Koran Sulindo – CEO Facebook Mark Zuckerberg akhirnya berbicara, sekitar 5 hari seolah menghilang setelah kasus pencurian data 50 juta akun pengguna situsnya.
“Kami bertanggung jawab melindungi data anda, dan jika tak mampu, kami tak layak melayani anda,” tulis Zuckerberg di akun Facebooknya, Rabu (21/3/2018) malam waktu Amerika Serikat (Kamis dinihari WIB).
Menurut Zuckerberg, mereka sedang berusaha memahami apa yang terjadi dan berusaha takkan terjadi lagi.
Kalimat senada diulang pendiri Facebook itu saat diwawancarai stasiun televisi CNN dalam acara Anderson Cooper 360, Rabu malam waktu setempat.
“Ini adalah pelanggaran besar kepercayaan. Saya benar-benar minta maaf hal ini terjadi. Kami punya tanggung jawab mendasar untuk melindungi data orang-orang,” kata Zuckerberg.
Sebelumnya, perusahaan konsultan Inggris, Cambridge Analytica, dituduh mencuri data 50 juta pengguna Facebook tanpa izin, dan menggunakannya untuk membantu kampanye politik termasuk memenangkan Donald Trump menjadi Presiden Amerika Serikat pada 2016.
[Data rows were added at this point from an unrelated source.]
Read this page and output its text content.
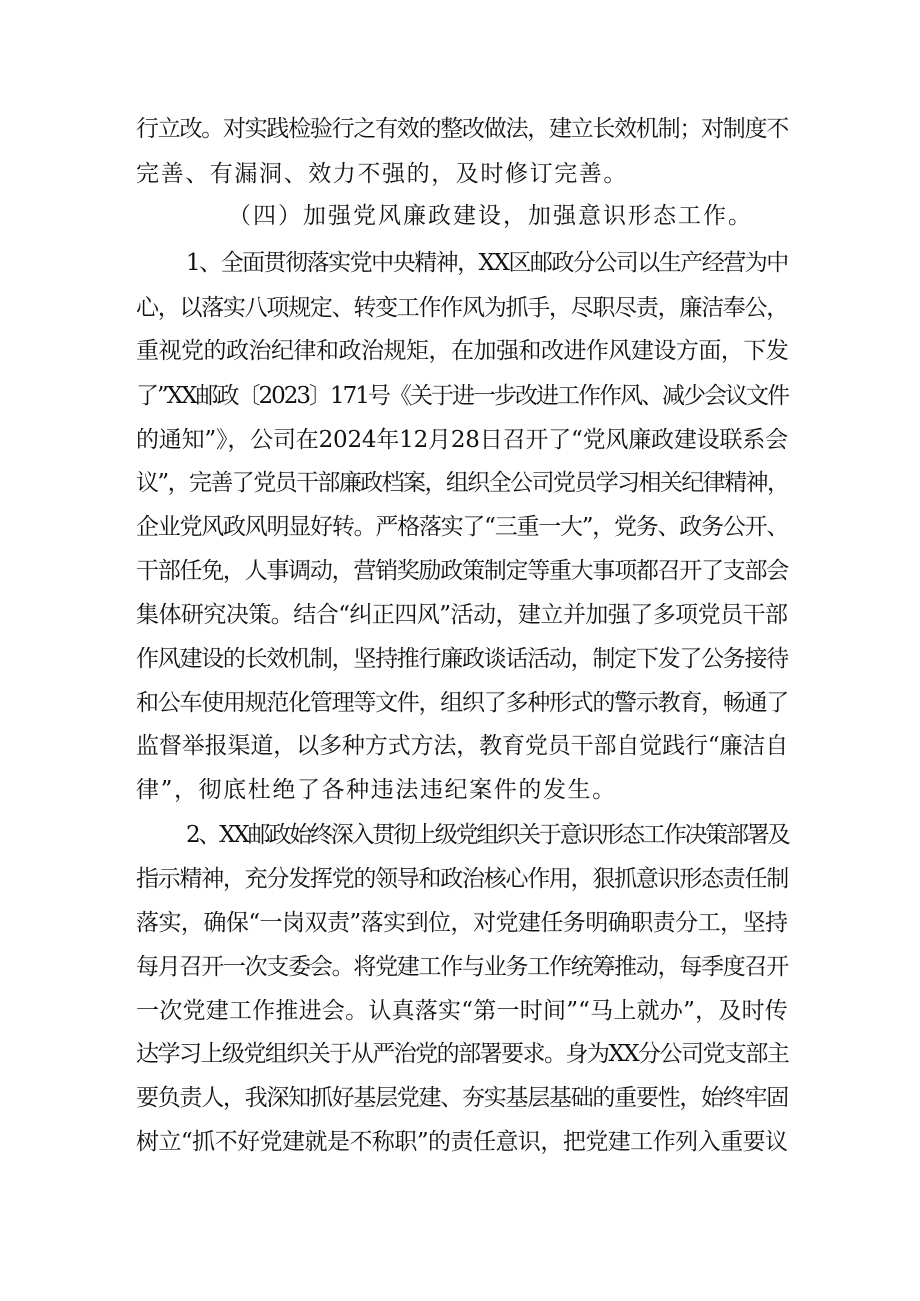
行立改。对实践检验行之有效的整改做法，建立长效机制；对制度不
完善、有漏洞、效力不强的，及时修订完善。
（四）加强党风廉政建设，加强意识形态工作。
1、全面贯彻落实党中央精神，XX区邮政分公司以生产经营为中
心，以落实八项规定、转变工作作风为抓手，尽职尽责，廉洁奉公，
重视党的政治纪律和政治规矩，在加强和改进作风建设方面，下发
了”XX邮政〔2023〕171号《关于进一步改进工作作风、减少会议文件
的通知”》，公司在2024年12月28日召开了“党风廉政建设联系会
议”，完善了党员干部廉政档案，组织全公司党员学习相关纪律精神，
企业党风政风明显好转。严格落实了“三重一大”，党务、政务公开、
干部任免，人事调动，营销奖励政策制定等重大事项都召开了支部会
集体研究决策。结合“纠正四风”活动，建立并加强了多项党员干部
作风建设的长效机制，坚持推行廉政谈话活动，制定下发了公务接待
和公车使用规范化管理等文件，组织了多种形式的警示教育，畅通了
监督举报渠道，以多种方式方法，教育党员干部自觉践行“廉洁自
律”，彻底杜绝了各种违法违纪案件的发生。
2、XX邮政始终深入贯彻上级党组织关于意识形态工作决策部署及
指示精神，充分发挥党的领导和政治核心作用，狠抓意识形态责任制
落实，确保“一岗双责”落实到位，对党建任务明确职责分工，坚持
每月召开一次支委会。将党建工作与业务工作统筹推动，每季度召开
一次党建工作推进会。认真落实“第一时间”“马上就办”，及时传
达学习上级党组织关于从严治党的部署要求。身为XX分公司党支部主
要负责人，我深知抓好基层党建、夯实基层基础的重要性，始终牢固
树立“抓不好党建就是不称职”的责任意识，把党建工作列入重要议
Jaringan media sosial terbesar dunia itu kini menghadapi masalah besar karena bukan kali pertama saja mengalami kasus serupa. Skandal pencurian data penggunanya ini ramai di Amerika Serikat dan Eropa, karena diduga dilakukan juga saat referndum Brexit Inggris lalu.
Mengaku Salah
Dalam jawaban publik pertamanya sejak skandal itu, Facebook mengaku melakukan kesalahan.
“Masih banyak lagi yang harus dilakukan, dan kita perlu melangkah dan melakukannya,” kata Zuckerberg, seperti dikutip Reuters.
Namun Mark tak menjelaskan apa kesalahan perusahaannya, hanya mengatakan berencana melakukan penyelidikan terhadap aplikasi di platformnya, membatasi akses pengembang (developer) terhadap data, dan memberi pemilik akun alat-alat yang memungkinkan lebih mudah menonaktifkan akses ke data Facebook mereka.
Mark juga tidak menyinggung pengurangan kekuasaan pengiklan untuk menggunakan data Facebook, yang merupakan sumber kehidupan perusahaan.
“Saya tidak yakin kita tidak seharusnya diatur,” katanya. “Saya benar-benar berpikir pertanyaannya lebih ke bagaimana regulasi yang tepat ketimbang apakah ini harus diatur atau tidak? … Orang-orang harus tahu siapa yang membeli iklan yang mereka lihat di Facebook.”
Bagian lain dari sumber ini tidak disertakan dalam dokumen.